The other featured presenter was David James Savarese, an artful activist and founder of Listen2Us: Writing Our Own Futures, and co-producer and narrative commentator of the Peabody award-winning documentary, Deej: Inclusion Shouldn’t Be a Lottery. A graduate of Oberlin Collegehe has published widely, including his chapbook, A Doorknob for the Eye, and a notable essay in the 2018 Best American Essays, “Passive Plants.”

“I identify as an alternatively communicating synesthete, severely autistic,” he said. “I’d like to explore how creative forms of resistance, what I call artful activism, can be used to disrupt cultural misperceptions of the disabled, unearth the deep-seated assumptions that bury us and see possibilities for lasting cultural change.”

He discussed the process of making Deej: Inclusion Shouldn’t Be a Lottery and showed a clip.

“The American and ableist ideals of self-reliance and independence cut us off from one another and position U.S. adversaries vying for ownership over our scarcity of resources,” he said. “What if instead we experienced ourselves as part of the intricate web of interdependence that is our ecosystem, acknowledging that we make the world a better place when each one of us has the freedom to breathe and to grow?”

Following their presentations, McLeod and Savarese responded to questions.

The event was co-organized by:

Erik Parens, director of The Hastings Center’s Initiative in Bioethics and the Humanities, co-editor with Adrienne Asch of Prenatal Testing and Disability Rights, and author of Shaping Our Selves: Technology, Flourishing, and a Habit of Thinking.

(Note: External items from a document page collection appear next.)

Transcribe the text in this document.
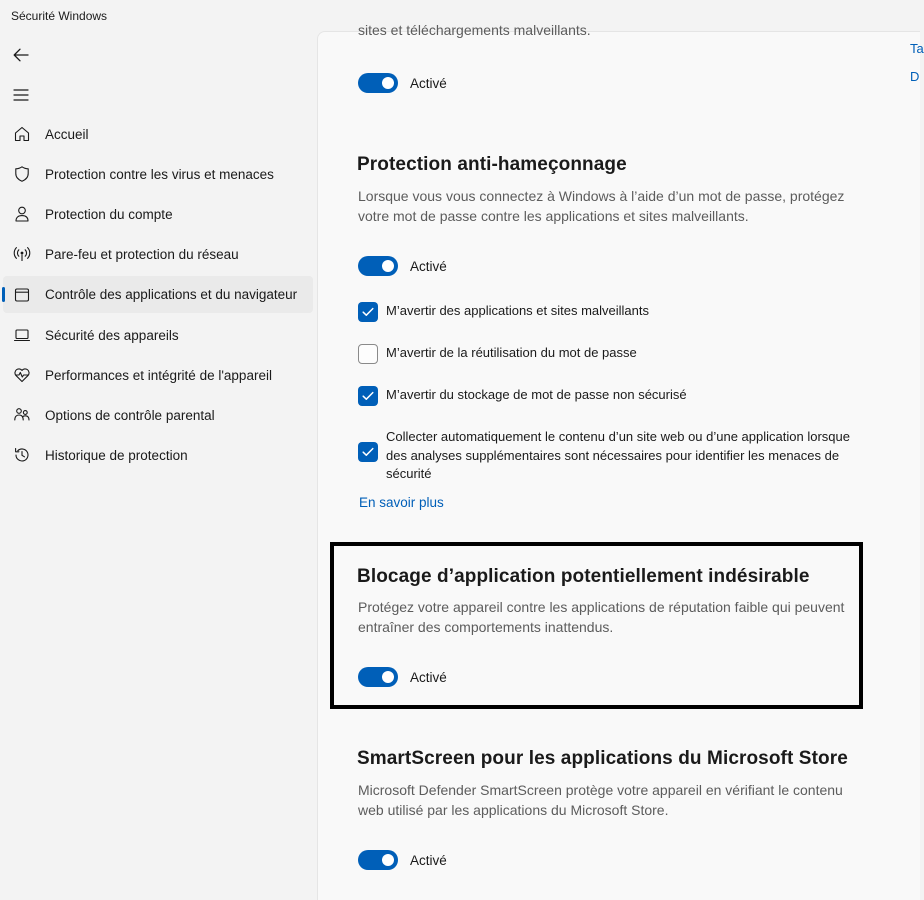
Sécurité Windows
Accueil
Protection contre les virus et menaces
Protection du compte
Pare-feu et protection du réseau
Contrôle des applications et du navigateur
Sécurité des appareils
Performances et intégrité de l'appareil
Options de contrôle parental
Historique de protection
sites et téléchargements malveillants.
Ta
D
Activé
Protection anti-hameçonnage
Lorsque vous vous connectez à Windows à l’aide d’un mot de passe, protégez votre mot de passe contre les applications et sites malveillants.
Activé
M’avertir des applications et sites malveillants
M’avertir de la réutilisation du mot de passe
M’avertir du stockage de mot de passe non sécurisé
Collecter automatiquement le contenu d’un site web ou d’une application lorsque des analyses supplémentaires sont nécessaires pour identifier les menaces de sécurité
En savoir plus
Blocage d’application potentiellement indésirable
Protégez votre appareil contre les applications de réputation faible qui peuvent entraîner des comportements inattendus.
Activé
SmartScreen pour les applications du Microsoft Store
Microsoft Defender SmartScreen protège votre appareil en vérifiant le contenu web utilisé par les applications du Microsoft Store.
Activé
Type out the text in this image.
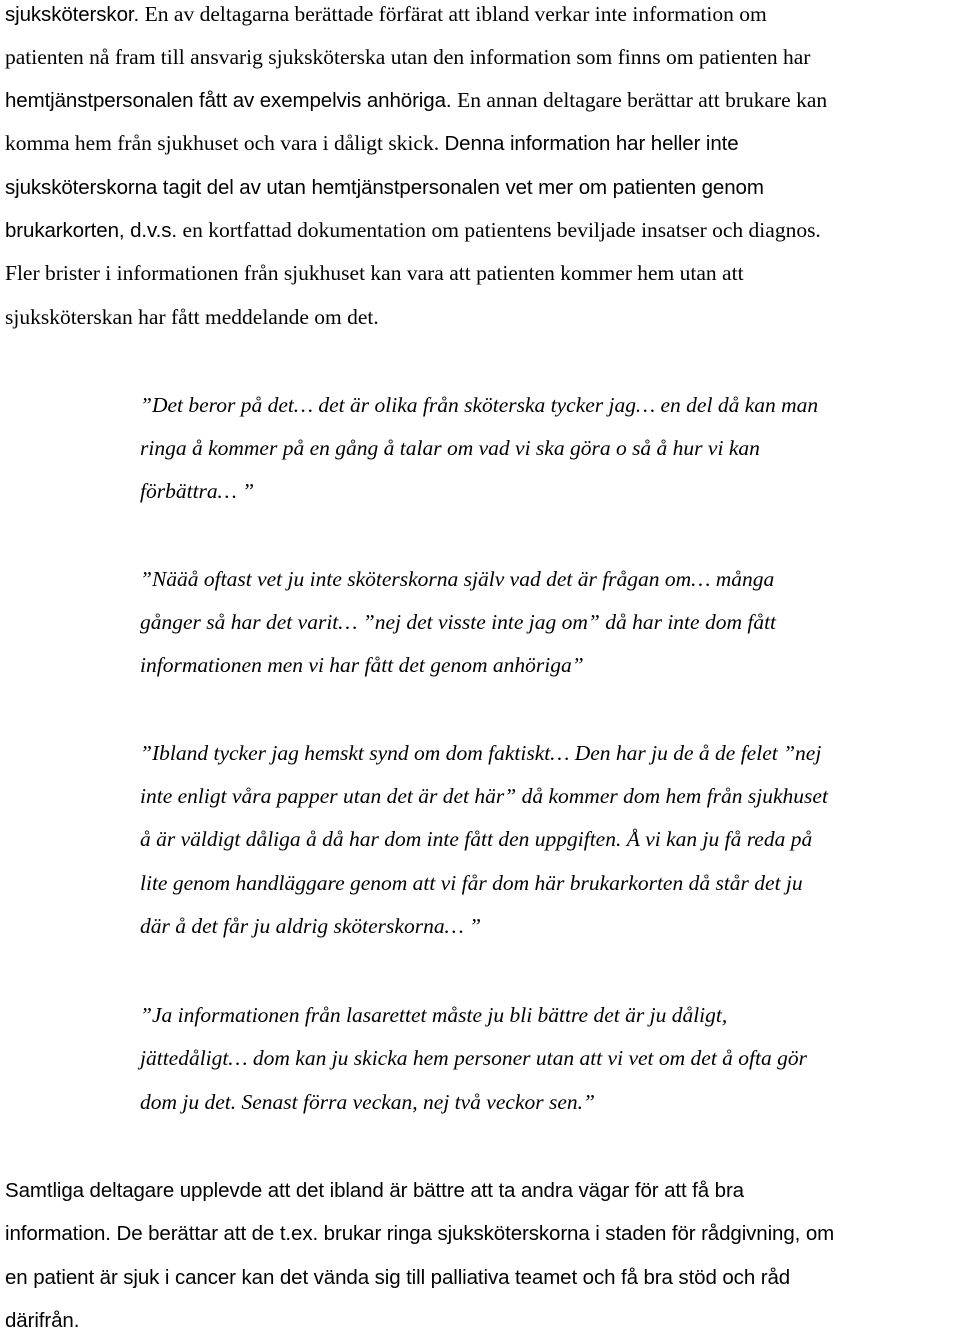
sjuksköterskor. En av deltagarna berättade förfärat att ibland verkar inte information om
patienten nå fram till ansvarig sjuksköterska utan den information som finns om patienten har
hemtjänstpersonalen fått av exempelvis anhöriga. En annan deltagare berättar att brukare kan
komma hem från sjukhuset och vara i dåligt skick. Denna information har heller inte
sjuksköterskorna tagit del av utan hemtjänstpersonalen vet mer om patienten genom
brukarkorten, d.v.s. en kortfattad dokumentation om patientens beviljade insatser och diagnos.
Fler brister i informationen från sjukhuset kan vara att patienten kommer hem utan att
sjuksköterskan har fått meddelande om det.
”Det beror på det… det är olika från sköterska tycker jag… en del då kan man
ringa å kommer på en gång å talar om vad vi ska göra o så å hur vi kan
förbättra… ”
”Nääå oftast vet ju inte sköterskorna själv vad det är frågan om… många
gånger så har det varit… ”nej det visste inte jag om” då har inte dom fått
informationen men vi har fått det genom anhöriga”
”Ibland tycker jag hemskt synd om dom faktiskt… Den har ju de å de felet ”nej
inte enligt våra papper utan det är det här” då kommer dom hem från sjukhuset
å är väldigt dåliga å då har dom inte fått den uppgiften. Å vi kan ju få reda på
lite genom handläggare genom att vi får dom här brukarkorten då står det ju
där å det får ju aldrig sköterskorna… ”
”Ja informationen från lasarettet måste ju bli bättre det är ju dåligt,
jättedåligt… dom kan ju skicka hem personer utan att vi vet om det å ofta gör
dom ju det. Senast förra veckan, nej två veckor sen.”
Samtliga deltagare upplevde att det ibland är bättre att ta andra vägar för att få bra
information. De berättar att de t.ex. brukar ringa sjuksköterskorna i staden för rådgivning, om
en patient är sjuk i cancer kan det vända sig till palliativa teamet och få bra stöd och råd
därifrån.
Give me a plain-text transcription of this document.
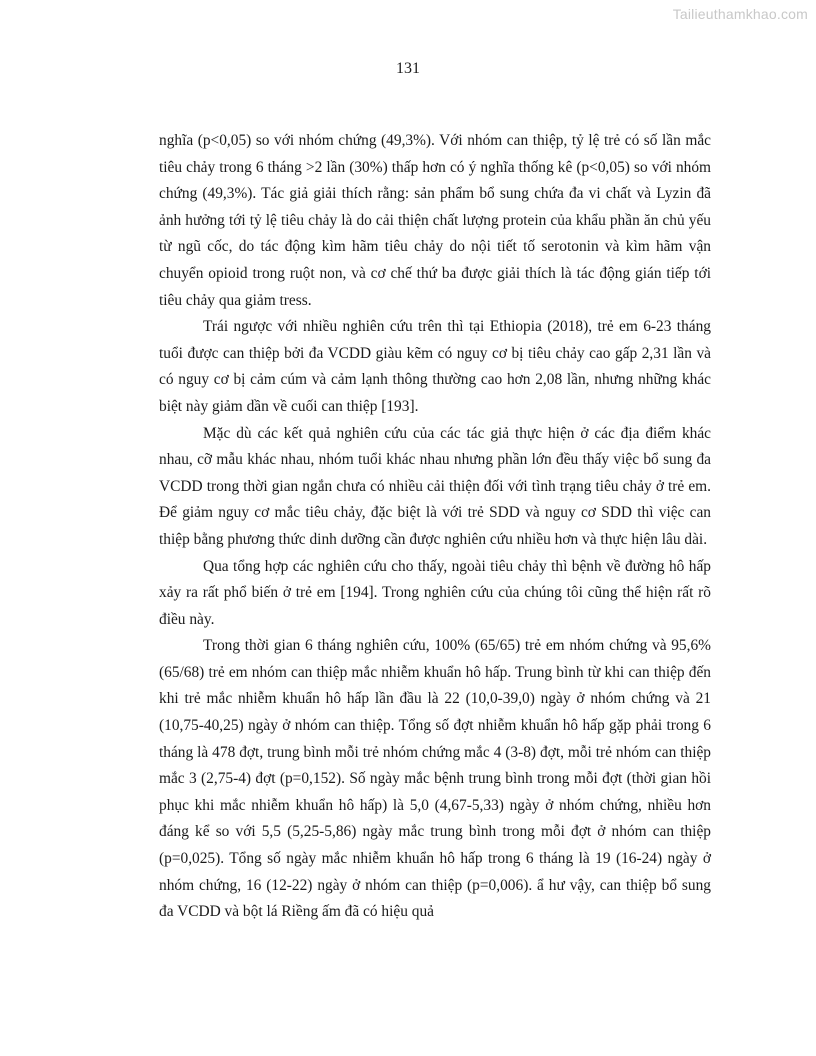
Tailieuthamkhao.com
131

nghĩa (p<0,05) so với nhóm chứng (49,3%). Với nhóm can thiệp, tỷ lệ trẻ có số lần mắc tiêu chảy trong 6 tháng >2 lần (30%) thấp hơn có ý nghĩa thống kê (p<0,05) so với nhóm chứng (49,3%). Tác giả giải thích rằng: sản phẩm bổ sung chứa đa vi chất và Lyzin đã ảnh hưởng tới tỷ lệ tiêu chảy là do cải thiện chất lượng protein của khẩu phần ăn chủ yếu từ ngũ cốc, do tác động kìm hãm tiêu chảy do nội tiết tố serotonin và kìm hãm vận chuyển opioid trong ruột non, và cơ chế thứ ba được giải thích là tác động gián tiếp tới tiêu chảy qua giảm tress.

Trái ngược với nhiều nghiên cứu trên thì tại Ethiopia (2018), trẻ em 6-23 tháng tuổi được can thiệp bởi đa VCDD giàu kẽm có nguy cơ bị tiêu chảy cao gấp 2,31 lần và có nguy cơ bị cảm cúm và cảm lạnh thông thường cao hơn 2,08 lần, nhưng những khác biệt này giảm dần về cuối can thiệp [193].

Mặc dù các kết quả nghiên cứu của các tác giả thực hiện ở các địa điểm khác nhau, cỡ mẫu khác nhau, nhóm tuổi khác nhau nhưng phần lớn đều thấy việc bổ sung đa VCDD trong thời gian ngắn chưa có nhiều cải thiện đối với tình trạng tiêu chảy ở trẻ em. Để giảm nguy cơ mắc tiêu chảy, đặc biệt là với trẻ SDD và nguy cơ SDD thì việc can thiệp bằng phương thức dinh dưỡng cần được nghiên cứu nhiều hơn và thực hiện lâu dài.

Qua tổng hợp các nghiên cứu cho thấy, ngoài tiêu chảy thì bệnh về đường hô hấp xảy ra rất phổ biến ở trẻ em [194]. Trong nghiên cứu của chúng tôi cũng thể hiện rất rõ điều này.

Trong thời gian 6 tháng nghiên cứu, 100% (65/65) trẻ em nhóm chứng và 95,6% (65/68) trẻ em nhóm can thiệp mắc nhiễm khuẩn hô hấp. Trung bình từ khi can thiệp đến khi trẻ mắc nhiễm khuẩn hô hấp lần đầu là 22 (10,0-39,0) ngày ở nhóm chứng và 21 (10,75-40,25) ngày ở nhóm can thiệp. Tổng số đợt nhiễm khuẩn hô hấp gặp phải trong 6 tháng là 478 đợt, trung bình mỗi trẻ nhóm chứng mắc 4 (3-8) đợt, mỗi trẻ nhóm can thiệp mắc 3 (2,75-4) đợt (p=0,152). Số ngày mắc bệnh trung bình trong mỗi đợt (thời gian hồi phục khi mắc nhiễm khuẩn hô hấp) là 5,0 (4,67-5,33) ngày ở nhóm chứng, nhiều hơn đáng kể so với 5,5 (5,25-5,86) ngày mắc trung bình trong mỗi đợt ở nhóm can thiệp (p=0,025). Tổng số ngày mắc nhiễm khuẩn hô hấp trong 6 tháng là 19 (16-24) ngày ở nhóm chứng, 16 (12-22) ngày ở nhóm can thiệp (p=0,006). ẩ hư vậy, can thiệp bổ sung đa VCDD và bột lá Riềng ấm đã có hiệu quả
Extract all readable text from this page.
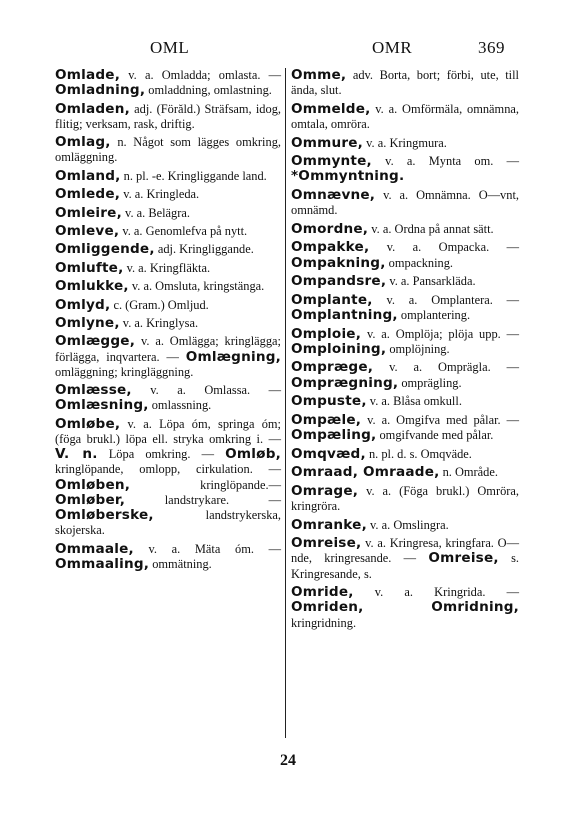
OML	OMR	369

Omlade, v. a. Omladda; omlasta. — Omladning, omladdning, omlastning.

Omladen, adj. (Förăld.) Sträfsam, idog, flitig; verksam, rask, driftig.

Omlag, n. Något som lägges omkring, omläggning.

Omland, n. pl. -e. Kringliggande land.

Omlede, v. a. Kringleda.

Omleire, v. a. Belägra.

Omleve, v. a. Genomlefva på nytt.

Omliggende, adj. Kringliggande.

Omlufte, v. a. Kringfläkta.

Omlukke, v. a. Omsluta, kringstänga.

Omlyd, c. (Gram.) Omljud.

Omlyne, v. a. Kringlysa.

Omlægge, v. a. Omlägga; kringlägga; förlägga, inqvartera. — Omlægning, omläggning; kringläggning.

Omlæsse, v. a. Omlassa. — Omlæsning, omlassning.

Omløbe, v. a. Löpa óm, springa óm; (föga brukl.) löpa ell. stryka omkring i. — V. n. Löpa omkring. — Omløb, kringlöpande, omlopp, cirkulation. — Omløben, kringlöpande.— Omløber, landstrykare. — Omløberske, landstrykerska, skojerska.

Ommaale, v. a. Mäta óm. — Ommaaling, ommätning.

Omme, adv. Borta, bort; förbi, ute, till ända, slut.

Ommelde, v. a. Omförmäla, omnämna, omtala, omröra.

Ommure, v. a. Kringmura.

Ommynte, v. a. Mynta om. — *Ommyntning.

Omnævne, v. a. Omnämna. O—vnt, omnämd.

Omordne, v. a. Ordna på annat sätt.

Ompakke, v. a. Ompacka. — Ompakning, ompackning.

Ompandsre, v. a. Pansarkläda.

Omplante, v. a. Omplantera. — Omplantning, omplantering.

Omploie, v. a. Omplöja; plöja upp. — Omploining, omplöjning.

Ompræge, v. a. Omprägla. — Omprægning, omprägling.

Ompuste, v. a. Blåsa omkull.

Ompæle, v. a. Omgifva med pålar. — Ompæling, omgifvande med pålar.

Omqvæd, n. pl. d. s. Omqväde.

Omraad, Omraade, n. Område.

Omrage, v. a. (Föga brukl.) Omröra, kringröra.

Omranke, v. a. Omslingra.

Omreise, v. a. Kringresa, kringfara. O—nde, kringresande. — Omreise, s. Kringresande, s.

Omride, v. a. Kringrida. — Omriden, Omridning, kringridning.

24
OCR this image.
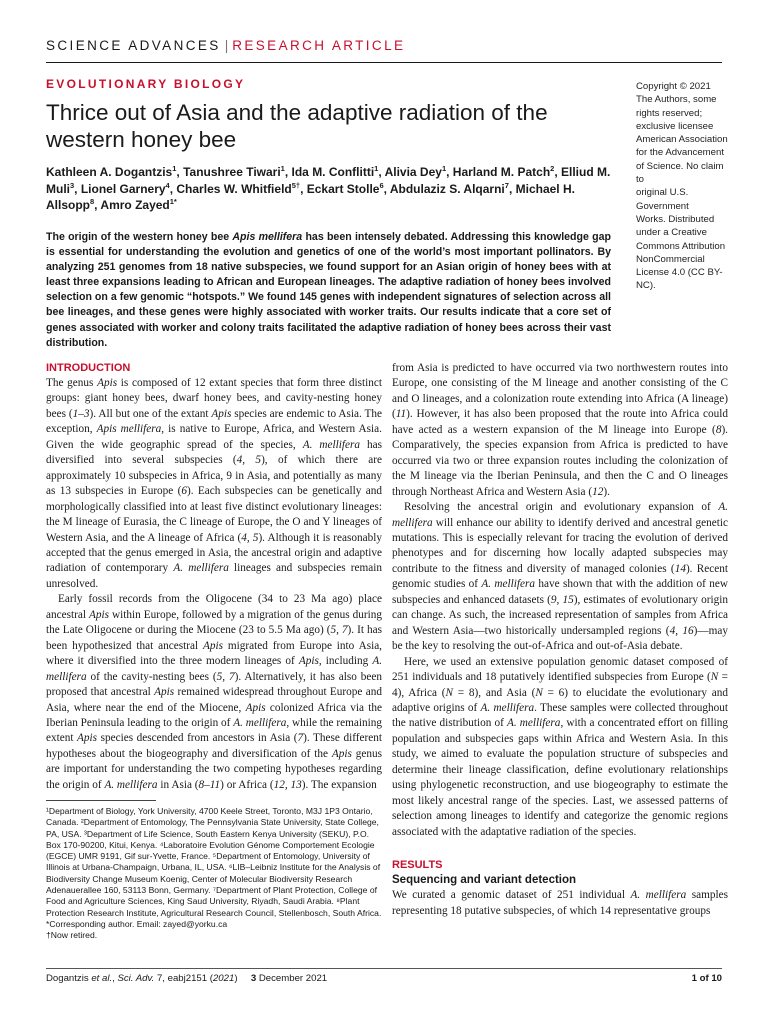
SCIENCE ADVANCES | RESEARCH ARTICLE
EVOLUTIONARY BIOLOGY
Thrice out of Asia and the adaptive radiation of the western honey bee
Copyright © 2021
The Authors, some
rights reserved;
exclusive licensee
American Association
for the Advancement
of Science. No claim to
original U.S. Government
Works. Distributed
under a Creative
Commons Attribution
NonCommercial
License 4.0 (CC BY-NC).
Kathleen A. Dogantzis$^1$, Tanushree Tiwari$^1$, Ida M. Conflitti$^1$, Alivia Dey$^1$, Harland M. Patch$^2$, Elliud M. Muli$^3$, Lionel Garnery$^4$, Charles W. Whitfield$^{5\dagger}$, Eckart Stolle$^6$, Abdulaziz S. Alqarni$^7$, Michael H. Allsopp$^8$, Amro Zayed$^{1*}$
The origin of the western honey bee Apis mellifera has been intensely debated. Addressing this knowledge gap is essential for understanding the evolution and genetics of one of the world’s most important pollinators. By analyzing 251 genomes from 18 native subspecies, we found support for an Asian origin of honey bees with at least three expansions leading to African and European lineages. The adaptive radiation of honey bees involved selection on a few genomic “hotspots.” We found 145 genes with independent signatures of selection across all bee lineages, and these genes were highly associated with worker traits. Our results indicate that a core set of genes associated with worker and colony traits facilitated the adaptive radiation of honey bees across their vast distribution.
INTRODUCTION

The genus Apis is composed of 12 extant species that form three distinct groups: giant honey bees, dwarf honey bees, and cavity-nesting honey bees (1–3). All but one of the extant Apis species are endemic to Asia. The exception, Apis mellifera, is native to Europe, Africa, and Western Asia. Given the wide geographic spread of the species, A. mellifera has diversified into several subspecies (4, 5), of which there are approximately 10 subspecies in Africa, 9 in Asia, and potentially as many as 13 subspecies in Europe (6). Each subspecies can be genetically and morphologically classified into at least five distinct evolutionary lineages: the M lineage of Eurasia, the C lineage of Europe, the O and Y lineages of Western Asia, and the A lineage of Africa (4, 5). Although it is reasonably accepted that the genus emerged in Asia, the ancestral origin and adaptive radiation of contemporary A. mellifera lineages and subspecies remain unresolved.

Early fossil records from the Oligocene (34 to 23 Ma ago) place ancestral Apis within Europe, followed by a migration of the genus during the Late Oligocene or during the Miocene (23 to 5.5 Ma ago) (5, 7). It has been hypothesized that ancestral Apis migrated from Europe into Asia, where it diversified into the three modern lineages of Apis, including A. mellifera of the cavity-nesting bees (5, 7). Alternatively, it has also been proposed that ancestral Apis remained widespread throughout Europe and Asia, where near the end of the Miocene, Apis colonized Africa via the Iberian Peninsula leading to the origin of A. mellifera, while the remaining extent Apis species descended from ancestors in Asia (7). These different hypotheses about the biogeography and diversification of the Apis genus are important for understanding the two competing hypotheses regarding the origin of A. mellifera in Asia (8–11) or Africa (12, 13). The expansion

¹Department of Biology, York University, 4700 Keele Street, Toronto, M3J 1P3 Ontario, Canada. ²Department of Entomology, The Pennsylvania State University, State College, PA, USA. ³Department of Life Science, South Eastern Kenya University (SEKU), P.O. Box 170-90200, Kitui, Kenya. ⁴Laboratoire Evolution Génome Comportement Ecologie (EGCE) UMR 9191, Gif sur-Yvette, France. ⁵Department of Entomology, University of Illinois at Urbana-Champaign, Urbana, IL, USA. ⁶LIB–Leibniz Institute for the Analysis of Biodiversity Change Museum Koenig, Center of Molecular Biodiversity Research Adenauerallee 160, 53113 Bonn, Germany. ⁷Department of Plant Protection, College of Food and Agriculture Sciences, King Saud University, Riyadh, Saudi Arabia. ⁸Plant Protection Research Institute, Agricultural Research Council, Stellenbosch, South Africa.

*Corresponding author. Email: zayed@yorku.ca

†Now retired.

from Asia is predicted to have occurred via two northwestern routes into Europe, one consisting of the M lineage and another consisting of the C and O lineages, and a colonization route extending into Africa (A lineage) (11). However, it has also been proposed that the route into Africa could have acted as a western expansion of the M lineage into Europe (8). Comparatively, the species expansion from Africa is predicted to have occurred via two or three expansion routes including the colonization of the M lineage via the Iberian Peninsula, and then the C and O lineages through Northeast Africa and Western Asia (12).

Resolving the ancestral origin and evolutionary expansion of A. mellifera will enhance our ability to identify derived and ancestral genetic mutations. This is especially relevant for tracing the evolution of derived phenotypes and for discerning how locally adapted subspecies may contribute to the fitness and diversity of managed colonies (14). Recent genomic studies of A. mellifera have shown that with the addition of new subspecies and enhanced datasets (9, 15), estimates of evolutionary origin can change. As such, the increased representation of samples from Africa and Western Asia—two historically undersampled regions (4, 16)—may be the key to resolving the out-of-Africa and out-of-Asia debate.

Here, we used an extensive population genomic dataset composed of 251 individuals and 18 putatively identified subspecies from Europe (N = 4), Africa (N = 8), and Asia (N = 6) to elucidate the evolutionary and adaptive origins of A. mellifera. These samples were collected throughout the native distribution of A. mellifera, with a concentrated effort on filling population and subspecies gaps within Africa and Western Asia. In this study, we aimed to evaluate the population structure of subspecies and determine their lineage classification, define evolutionary relationships using phylogenetic reconstruction, and use biogeography to estimate the most likely ancestral range of the species. Last, we assessed patterns of selection among lineages to identify and categorize the genomic regions associated with the adaptative radiation of the species.

RESULTS
Sequencing and variant detection

We curated a genomic dataset of 251 individual A. mellifera samples representing 18 putative subspecies, of which 14 representative groups

Dogantzis et al., Sci. Adv. 7, eabj2151 (2021)     3 December 2021	1 of 10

Joel Michael Reynolds, assistant professor of philosophy and disability studies at Georgetown University, a senior research scholar in the Kennedy Institute of Ethics, and core faculty in Georgetown’s Disability Studies Program. He is also the founder of The Journal of Philosophy of Disability, which he edits with Teresa Blankmeyer Burke.

Liz Bowen, the 2020-2022 Rice Family Postdoctoral Fellow in Bioethics and the Humanities at The Hastings Center. Her scholarly work explores the intersections of disability studies, the environmental humanities, bioethics, and American literature. She is also the author of two poetry collections dealing with disability and chronic illness: Sugarblood (2017) and Compassion Fountain (2021).

Ralph James Savarese, the author of four books, including Reasonable People: A Memoir of Autism and Adoption, and See It Feelingly: Classic Novels, Autistic Readers, and the Schooling of a No-Good English Professor. He teaches at Grinnell College. 

Rosemarie Garland-Thomson, a professor emerita of English and bioethics at Emory University and a senior advisor and fellow at The Hastings Center. She is co-editor of About Us: Essays from the Disabilities Series of the New York Times (2019), a book based on The New York Times’s pioneering series.